Другая важная зона лежала на западном плато. Считается, что в последней четверти 6-го века до н.э. там были воздвигнуты здания общественного характера91. Для данной темы определяющим является вопрос, было ли западное плато зарезервировано для общественных нужд с момента основания? Имеющийся материал позволяет заключить, что на западном плато время от времени проводились какие то работы. В конце 30-х годов VI в. были засыпаны большинство ям. Возможно в середине VI в. на плато имелись строения из сырцового кирпича. Заполнение так называемой „землянки № 1“, которая существовала по всей видимости недолго, около середины этого столетия была засыпана и впоследствии частично прорезана т.н. „землянкой № 2“ и т. н. „хозяйственной ямой“, состоит из золы, глины и обломков сырцовых кирпичей. Эти данные говорят о том, что западное плато входило в территорию поселения в середине VI в. до н.э. и вероятно с момента основания. Наличие эти остатков и засыпанных ям не противоречит тому, что западное плато уже в это раннее время могло использоваться для общественных нужд. Заседания политических институтов архаического полиса не обязательно связывались с необходимостью придать соответствующему месту монументальное архитектурное оформление.
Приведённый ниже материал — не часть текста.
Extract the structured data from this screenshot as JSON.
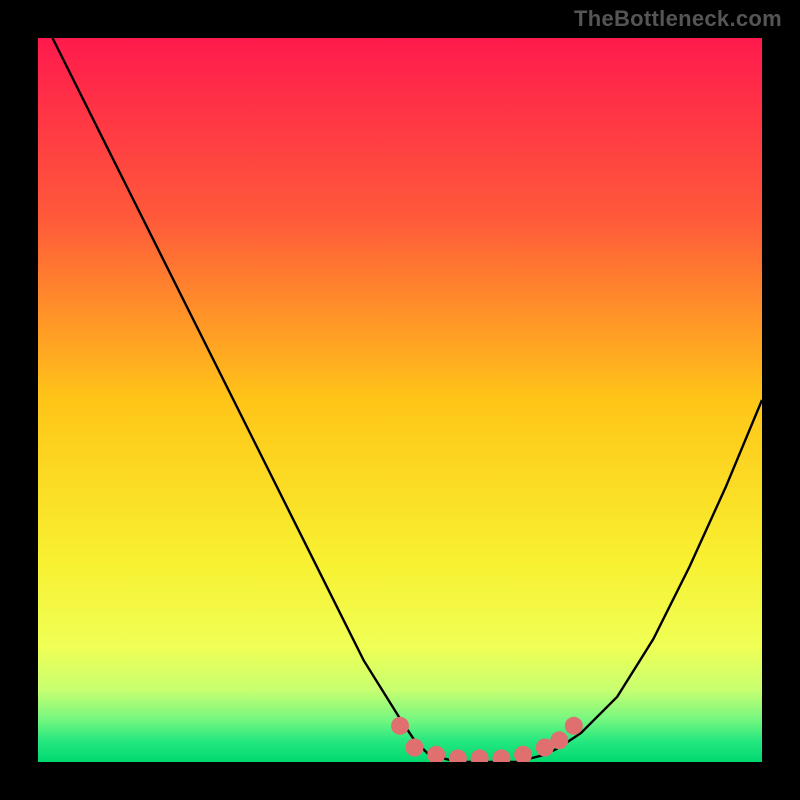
{
  "watermark": "TheBottleneck.com",
  "chart_data": {
    "type": "line",
    "title": "",
    "xlabel": "",
    "ylabel": "",
    "xlim": [
      0,
      100
    ],
    "ylim": [
      0,
      100
    ],
    "grid": false,
    "series": [
      {
        "name": "curve",
        "color": "#000000",
        "x": [
          2,
          5,
          10,
          15,
          20,
          25,
          30,
          35,
          40,
          45,
          50,
          52,
          54,
          58,
          62,
          66,
          70,
          72,
          75,
          80,
          85,
          90,
          95,
          100
        ],
        "y": [
          100,
          94,
          84,
          74,
          64,
          54,
          44,
          34,
          24,
          14,
          6,
          3,
          1,
          0,
          0,
          0,
          1,
          2,
          4,
          9,
          17,
          27,
          38,
          50
        ]
      },
      {
        "name": "dots",
        "color": "#e07070",
        "style": "marker",
        "x": [
          50,
          52,
          55,
          58,
          61,
          64,
          67,
          70,
          72,
          74
        ],
        "y": [
          5,
          2,
          1,
          0.5,
          0.5,
          0.5,
          1,
          2,
          3,
          5
        ]
      }
    ],
    "gradient_stops": [
      {
        "offset": 0.0,
        "color": "#ff1a4d"
      },
      {
        "offset": 0.25,
        "color": "#ff5a3a"
      },
      {
        "offset": 0.5,
        "color": "#ffc518"
      },
      {
        "offset": 0.72,
        "color": "#f8f030"
      },
      {
        "offset": 0.84,
        "color": "#f0ff55"
      },
      {
        "offset": 0.9,
        "color": "#c8ff70"
      },
      {
        "offset": 0.94,
        "color": "#78f780"
      },
      {
        "offset": 0.97,
        "color": "#28e880"
      },
      {
        "offset": 1.0,
        "color": "#00d870"
      }
    ]
  }
}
Около середины VI в. до н.э. на северном склоне фиксируется квартал, в котором обнаружены следы ремесленной деятельности. Так называемое северное плато, единственный ровный участок северного склона, было по мнению ряда исследователей зарезервировано под место проведения народных собраний. Остатки здания V в. до н.э. с его нетипичным для жилого помещения планом и набор по всей видимости ритуальной керамики свидетельствуют по мнению

И.Д. Марченко в пользу предположения об общественном характере этого мес-

92

та на протяжении длительного времени .

Все рассмотренные материалы не противоречат предположению, что первые жилища Пантикапея являлись скромными глинобитными хижинами, остатки которых сохранились только в ямах засыпанных около середины VI в. до н.э. В начале 3-й четверти этого столетия можно уже говорить о каком-то первоначальном функциональном делении территории. На западе от раннего поселения находился некрополь. Вокруг вершины, около 1-го кресла лежала основная зона заселения. Можно полагать, что любое ровное место здесь могло использоваться для коммунальных нужд. Можно напомнить, что даже в классическое

время лишь немногие полисы имели специально воздвигнутый ekk1esiasterion. Более малочисленные собрания, могли проводится в разных местах. Заседания дикастерия или буле в Афинах проводились в Одеоне, Пестрой Стое, различных святилищах и даже на верфях либо в Елевсине93. Учитывая малочисленность раннего Пантикапея и его скорее всего не демократический характер можно быть уверенным, что площади центрального или северного плато хватало для проведения коммунальных мероприятий.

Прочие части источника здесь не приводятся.